To: babyface00
Those fall under the banner of token political topics.
If more non-scientific problems were mentioned, then the reporter probably didn't feel the need to mention them. Remember, this is just an article, not a transcript of all the talks given.
14 posted on
08/13/2003 10:50:16 AM PDT by
NetOwl
To: NetOwl
"When he asked the audience of scientists to name the "most impossible problems facing us," they came up with: energy, water, selfishness, population, pollution, climate change, food, religion, wealth imbalance, health and war. "
Maybe the reporter's leaving something out, but he didn't say "name some...problems" he said "name the...problems".
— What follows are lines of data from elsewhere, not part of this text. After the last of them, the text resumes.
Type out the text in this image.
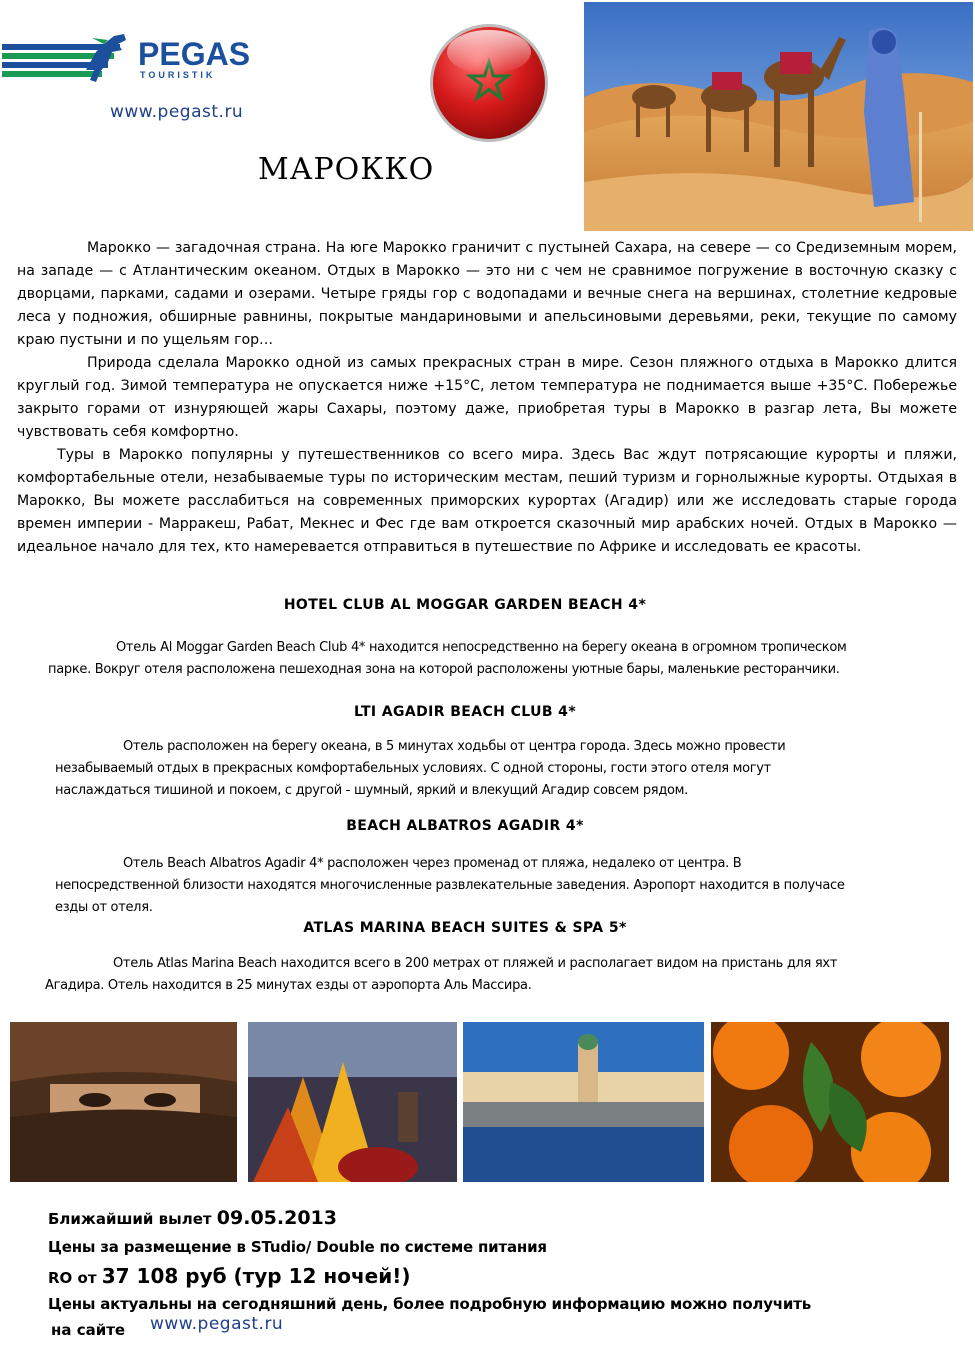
PEGAS
TOURISTIK
www.pegast.ru
МАРОККО

Марокко — загадочная страна. На юге Марокко граничит с пустыней Сахара, на севере — со Средиземным морем, на западе — с Атлантическим океаном. Отдых в Марокко — это ни с чем не сравнимое погружение в восточную сказку с дворцами, парками, садами и озерами. Четыре гряды гор с водопадами и вечные снега на вершинах, столетние кедровые леса у подножия, обширные равнины, покрытые мандариновыми и апельсиновыми деревьями, реки, текущие по самому краю пустыни и по ущельям гор…

Природа сделала Марокко одной из самых прекрасных стран в мире. Сезон пляжного отдыха в Марокко длится круглый год. Зимой температура не опускается ниже +15°C, летом температура не поднимается выше +35°C. Побережье закрыто горами от изнуряющей жары Сахары, поэтому даже, приобретая туры в Марокко в разгар лета, Вы можете чувствовать себя комфортно.

Туры в Марокко популярны у путешественников со всего мира. Здесь Вас ждут потрясающие курорты и пляжи, комфортабельные отели, незабываемые туры по историческим местам, пеший туризм и горнолыжные курорты. Отдыхая в Марокко, Вы можете расслабиться на современных приморских курортах (Агадир) или же исследовать старые города времен империи - Марракеш, Рабат, Мекнес и Фес где вам откроется сказочный мир арабских ночей. Отдых в Марокко — идеальное начало для тех, кто намеревается отправиться в путешествие по Африке и исследовать ее красоты.

HOTEL CLUB AL MOGGAR GARDEN BEACH 4*
Отель Al Moggar Garden Beach Club 4* находится непосредственно на берегу океана в огромном тропическом
парке. Вокруг отеля расположена пешеходная зона на которой расположены уютные бары, маленькие ресторанчики.
LTI AGADIR BEACH CLUB 4*
Отель расположен на берегу океана, в 5 минутах ходьбы от центра города. Здесь можно провести
незабываемый отдых в прекрасных комфортабельных условиях. С одной стороны, гости этого отеля могут
наслаждаться тишиной и покоем, с другой - шумный, яркий и влекущий Агадир совсем рядом.
BEACH ALBATROS AGADIR 4*
Отель Beach Albatros Agadir 4* расположен через променад от пляжа, недалеко от центра. В
непосредственной близости находятся многочисленные развлекательные заведения. Аэропорт находится в получасе
езды от отеля.
ATLAS MARINA BEACH SUITES & SPA 5*
Отель Atlas Marina Beach находится всего в 200 метрах от пляжей и располагает видом на пристань для яхт
Агадира. Отель находится в 25 минутах езды от аэропорта Аль Массира.
Ближайший вылет 09.05.2013
Цены за размещение в STudio/ Double по системе питания
RO от 37 108 руб (тур 12 ночей!)
Цены актуальны на сегодняшний день, более подробную информацию можно получить
на сайте www.pegast.ru
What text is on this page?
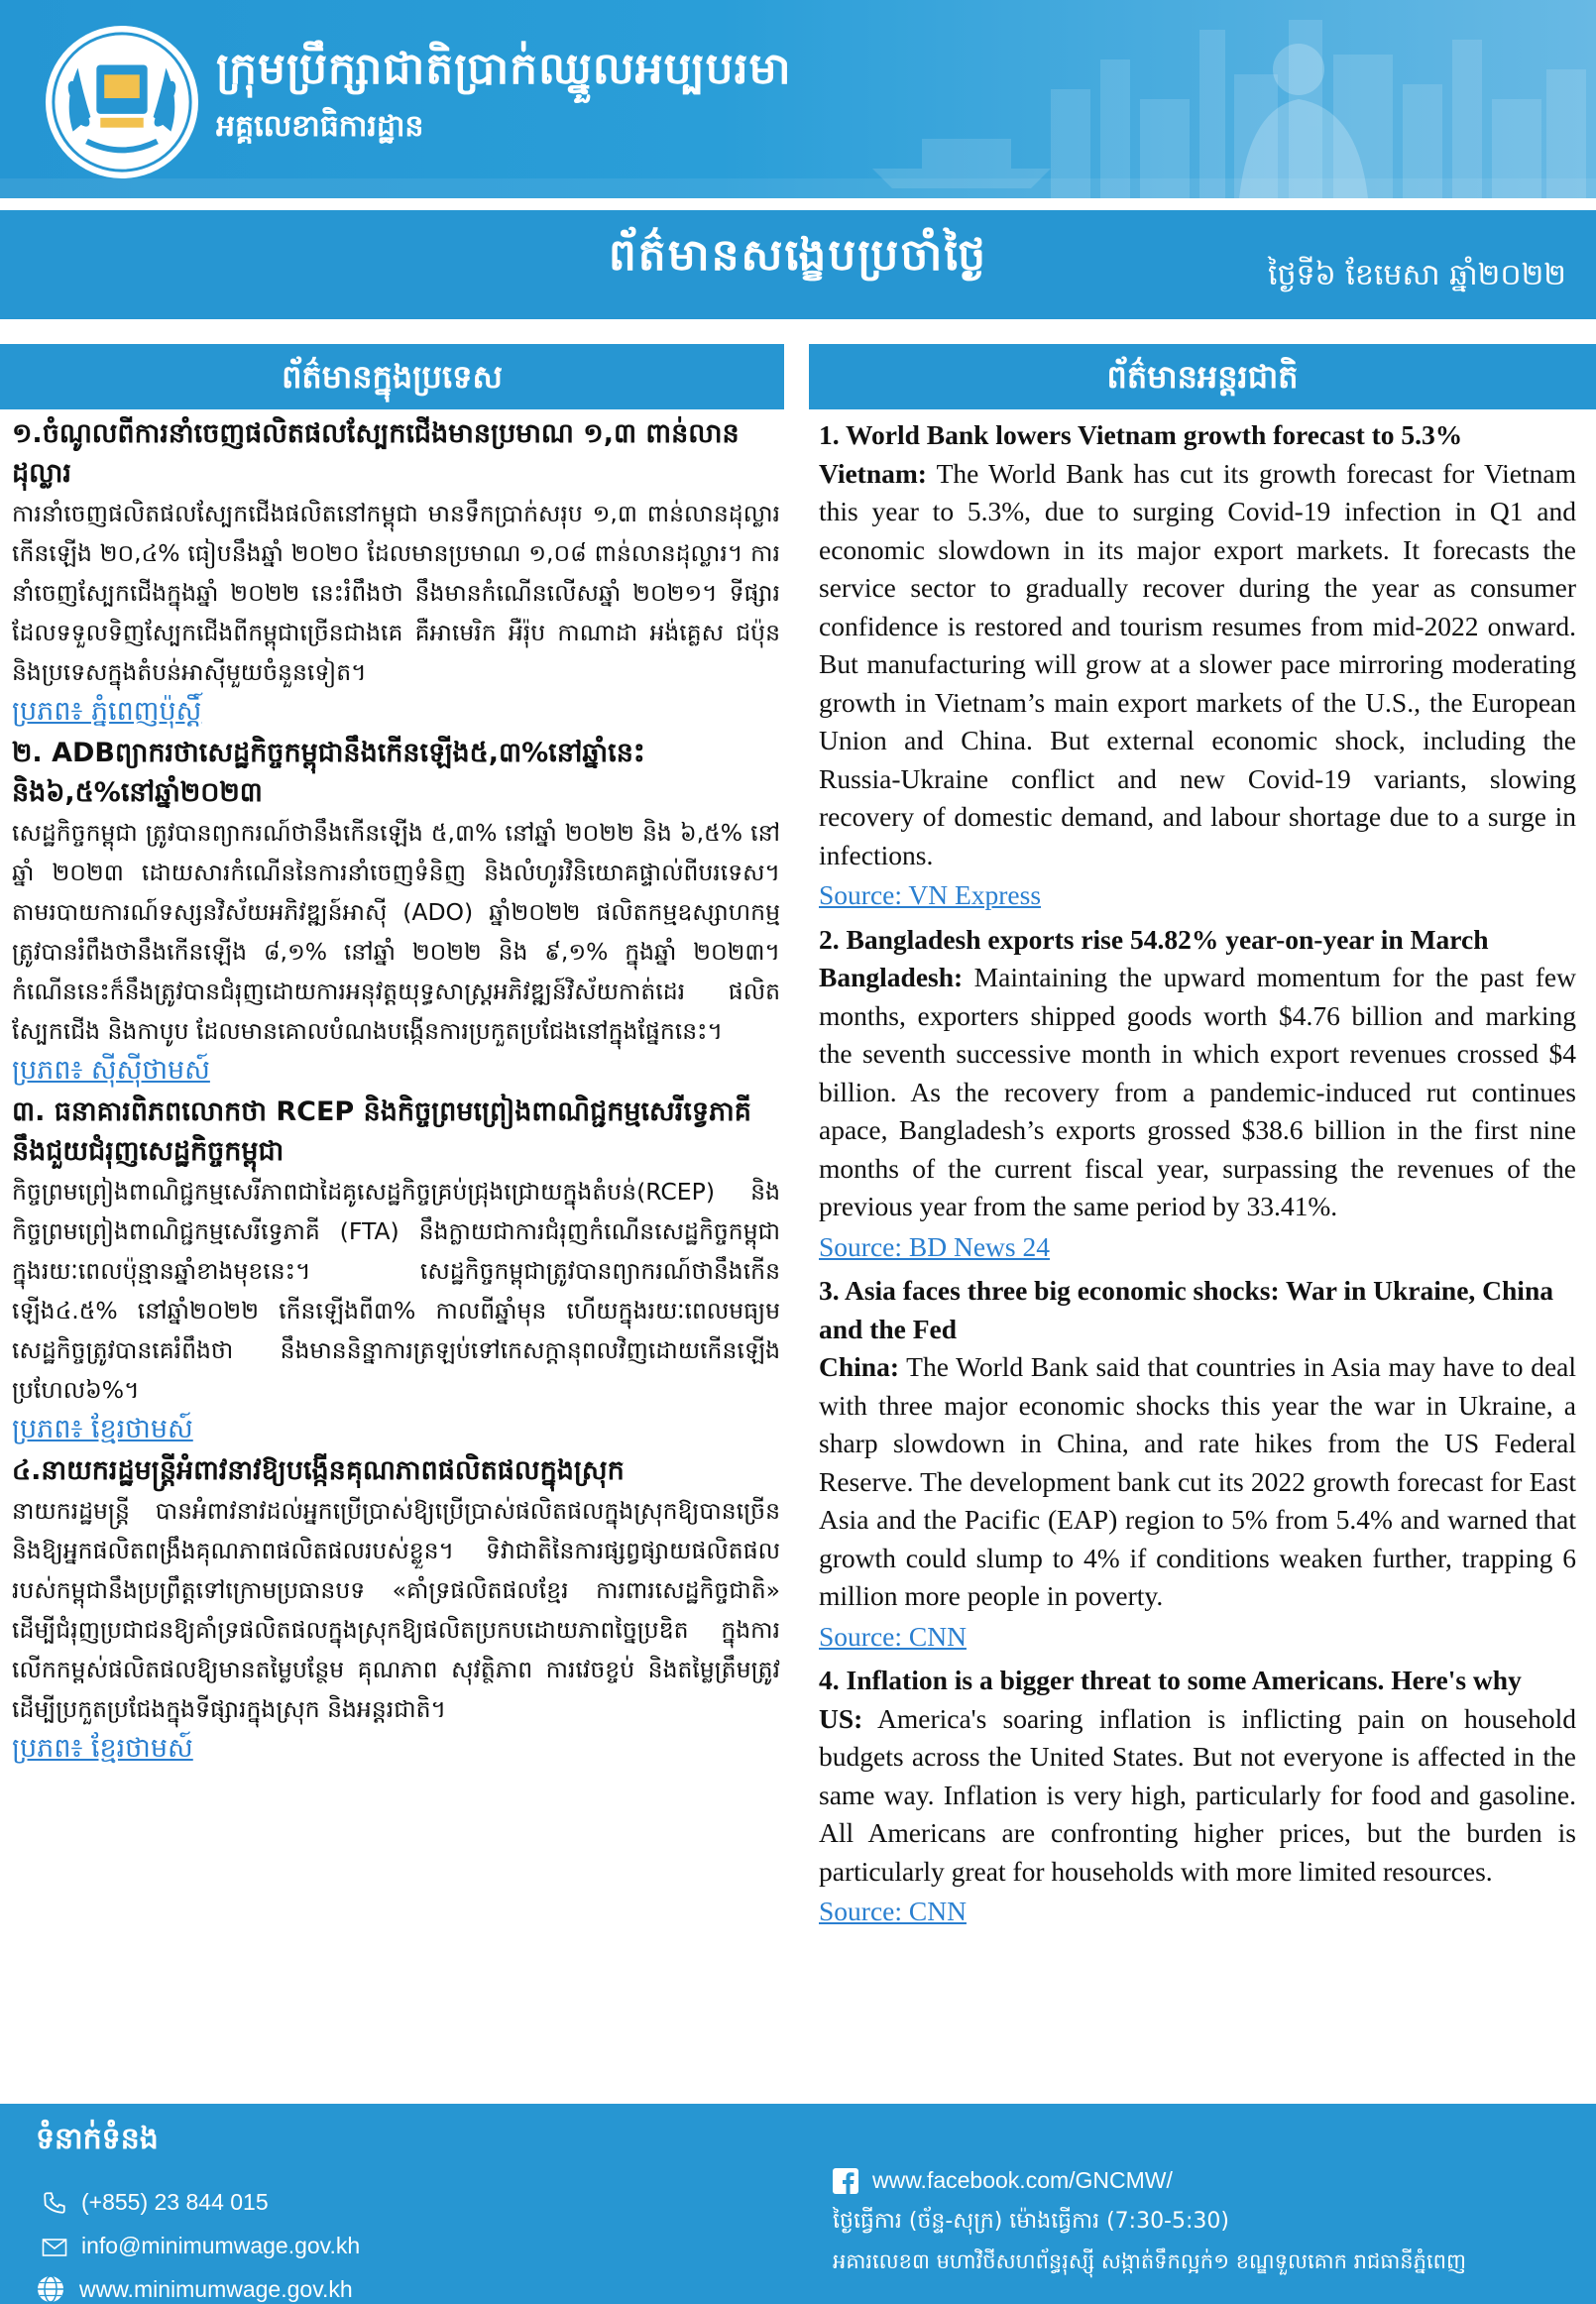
ក្រុមប្រឹក្សាជាតិប្រាក់ឈ្នួលអប្បបរមា
អគ្គលេខាធិការដ្ឋាន
ព័ត៌មានសង្ខេបប្រចាំថ្ងៃ	ថ្ងៃទី៦ ខែមេសា ឆ្នាំ២០២២
ព័ត៌មានក្នុងប្រទេស	ព័ត៌មានអន្តរជាតិ

១.ចំណូលពីការនាំចេញផលិតផលស្បែកជើងមានប្រមាណ ១,៣ ពាន់លានដុល្លារ

ការនាំចេញផលិតផលស្បែកជើងផលិតនៅកម្ពុជា មានទឹកប្រាក់សរុប ១,៣ ពាន់លានដុល្លារ កើនឡើង ២០,៤% ធៀបនឹងឆ្នាំ ២០២០ ដែលមានប្រមាណ ១,០៨ ពាន់លានដុល្លារ។ ការនាំចេញស្បែកជើងក្នុងឆ្នាំ ២០២២ នេះរំពឹងថា នឹងមានកំណើនលើសឆ្នាំ ២០២១។ ទីផ្សារដែលទទួលទិញស្បែកជើងពីកម្ពុជាច្រើនជាងគេ គឺអាមេរិក អឺរ៉ុប កាណាដា អង់គ្លេស ជប៉ុន និងប្រទេសក្នុងតំបន់អាស៊ីមួយចំនួនទៀត។

ប្រភព៖ ភ្នំពេញប៉ុស្តិ៍

២. ADBព្យាករថាសេដ្ឋកិច្ចកម្ពុជានឹងកើនឡើង៥,៣%នៅឆ្នាំនេះនិង៦,៥%នៅឆ្នាំ២០២៣

សេដ្ឋកិច្ចកម្ពុជា ត្រូវបានព្យាករណ៍ថានឹងកើនឡើង ៥,៣% នៅឆ្នាំ ២០២២ និង ៦,៥% នៅឆ្នាំ ២០២៣ ដោយសារកំណើននៃការនាំចេញទំនិញ និងលំហូរវិនិយោគផ្ទាល់ពីបរទេស។ តាមរបាយការណ៍ទស្សនវិស័យអភិវឌ្ឍន៍អាស៊ី (ADO) ឆ្នាំ២០២២ ផលិតកម្មឧស្សាហកម្មត្រូវបានរំពឹងថានឹងកើនឡើង ៨,១% នៅឆ្នាំ ២០២២ និង ៩,១% ក្នុងឆ្នាំ ២០២៣។ កំណើននេះក៏នឹងត្រូវបានជំរុញដោយការអនុវត្តយុទ្ធសាស្រ្តអភិវឌ្ឍន៍វិស័យកាត់ដេរ ផលិតស្បែកជើង និងកាបូប ដែលមានគោលបំណងបង្កើនការប្រកួតប្រជែងនៅក្នុងផ្នែកនេះ។

ប្រភព៖ ស៊ីស៊ីថាមស៍

៣. ធនាគារពិភពលោកថា RCEP និងកិច្ចព្រមព្រៀងពាណិជ្ជកម្មសេរីទ្វេភាគីនឹងជួយជំរុញសេដ្ឋកិច្ចកម្ពុជា

កិច្ចព្រមព្រៀងពាណិជ្ជកម្មសេរីភាពជាដៃគូសេដ្ឋកិច្ចគ្រប់ជ្រុងជ្រោយក្នុងតំបន់(RCEP) និងកិច្ចព្រមព្រៀងពាណិជ្ជកម្មសេរីទ្វេភាគី (FTA) នឹងក្លាយជាការជំរុញកំណើនសេដ្ឋកិច្ចកម្ពុជាក្នុងរយៈពេលប៉ុន្មានឆ្នាំខាងមុខនេះ។ សេដ្ឋកិច្ចកម្ពុជាត្រូវបានព្យាករណ៍ថានឹងកើនឡើង៤.៥% នៅឆ្នាំ២០២២ កើនឡើងពី៣% កាលពីឆ្នាំមុន ហើយក្នុងរយៈពេលមធ្យមសេដ្ឋកិច្ចត្រូវបានគេរំពឹងថា នឹងមាននិន្នាការត្រឡប់ទៅកេសក្តានុពលវិញដោយកើនឡើងប្រហែល៦%។

ប្រភព៖ ខ្មែរថាមស៍

៤.នាយករដ្ឋមន្ត្រីអំពាវនាវឱ្យបង្កើនគុណភាពផលិតផលក្នុងស្រុក

នាយករដ្ឋមន្ត្រី បានអំពាវនាវដល់អ្នកប្រើប្រាស់ឱ្យប្រើប្រាស់ផលិតផលក្នុងស្រុកឱ្យបានច្រើន និងឱ្យអ្នកផលិតពង្រឹងគុណភាពផលិតផលរបស់ខ្លួន។ ទិវាជាតិនៃការផ្សព្វផ្សាយផលិតផលរបស់កម្ពុជានឹងប្រព្រឹត្តទៅក្រោមប្រធានបទ «គាំទ្រផលិតផលខ្មែរ ការពារសេដ្ឋកិច្ចជាតិ» ដើម្បីជំរុញប្រជាជនឱ្យគាំទ្រផលិតផលក្នុងស្រុកឱ្យផលិតប្រកបដោយភាពច្នៃប្រឌិត ក្នុងការលើកកម្ពស់ផលិតផលឱ្យមានតម្លៃបន្ថែម គុណភាព សុវត្ថិភាព ការវេចខ្ចប់ និងតម្លៃត្រឹមត្រូវ ដើម្បីប្រកួតប្រជែងក្នុងទីផ្សារក្នុងស្រុក និងអន្តរជាតិ។

ប្រភព៖ ខ្មែរថាមស៍

1. World Bank lowers Vietnam growth forecast to 5.3%

Vietnam: The World Bank has cut its growth forecast for Vietnam this year to 5.3%, due to surging Covid-19 infection in Q1 and economic slowdown in its major export markets. It forecasts the service sector to gradually recover during the year as consumer confidence is restored and tourism resumes from mid-2022 onward. But manufacturing will grow at a slower pace mirroring moderating growth in Vietnam’s main export markets of the U.S., the European Union and China. But external economic shock, including the Russia-Ukraine conflict and new Covid-19 variants, slowing recovery of domestic demand, and labour shortage due to a surge in infections.

Source: VN Express

2. Bangladesh exports rise 54.82% year-on-year in March

Bangladesh: Maintaining the upward momentum for the past few months, exporters shipped goods worth $4.76 billion and marking the seventh successive month in which export revenues crossed $4 billion. As the recovery from a pandemic-induced rut continues apace, Bangladesh’s exports grossed $38.6 billion in the first nine months of the current fiscal year, surpassing the revenues of the previous year from the same period by 33.41%.

Source: BD News 24

3. Asia faces three big economic shocks: War in Ukraine, China and the Fed

China: The World Bank said that countries in Asia may have to deal with three major economic shocks this year the war in Ukraine, a sharp slowdown in China, and rate hikes from the US Federal Reserve. The development bank cut its 2022 growth forecast for East Asia and the Pacific (EAP) region to 5% from 5.4% and warned that growth could slump to 4% if conditions weaken further, trapping 6 million more people in poverty.

Source: CNN

4. Inflation is a bigger threat to some Americans. Here's why

US: America's soaring inflation is inflicting pain on household budgets across the United States. But not everyone is affected in the same way. Inflation is very high, particularly for food and gasoline. All Americans are confronting higher prices, but the burden is particularly great for households with more limited resources.

Source: CNN

ទំនាក់ទំនង
(+855) 23 844 015
info@minimumwage.gov.kh
www.minimumwage.gov.kh
www.facebook.com/GNCMW/
ថ្ងៃធ្វើការ (ច័ន្ទ-សុក្រ) ម៉ោងធ្វើការ (7:30-5:30)
អគារលេខ៣ មហាវិថីសហព័ន្ធរុស្ស៊ី សង្កាត់ទឹកល្អក់១ ខណ្ឌទួលគោក រាជធានីភ្នំពេញ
It's not just religion and selfishness, its all of the problems:
energy - we've go enough to last centuries, if we could just get the envirowackos out of the way - hardly an impossible problem
water - it might be a problem longterm, but hardly insurmountable
population - debunked extensively
pollution - largely solved in the industrialized world
climate change - debunked extensively
wealth imbalance - only in communist/socialist countries
health - we're all living longer and healthier than ever in the history of mankind
war - what few, short wars we have are conducted with surgical precision to result in levels of peripheral damage unimaginable just short decades ago. Compare that to say the early and mid 20th century, or the early 19th century.
Most of these aren't even problems and certainly none are "impossible" I'd hate to fly in a plane these geniuses were responsible for designing. Maybe they should concentrate on figuring out where socks go in the dryer.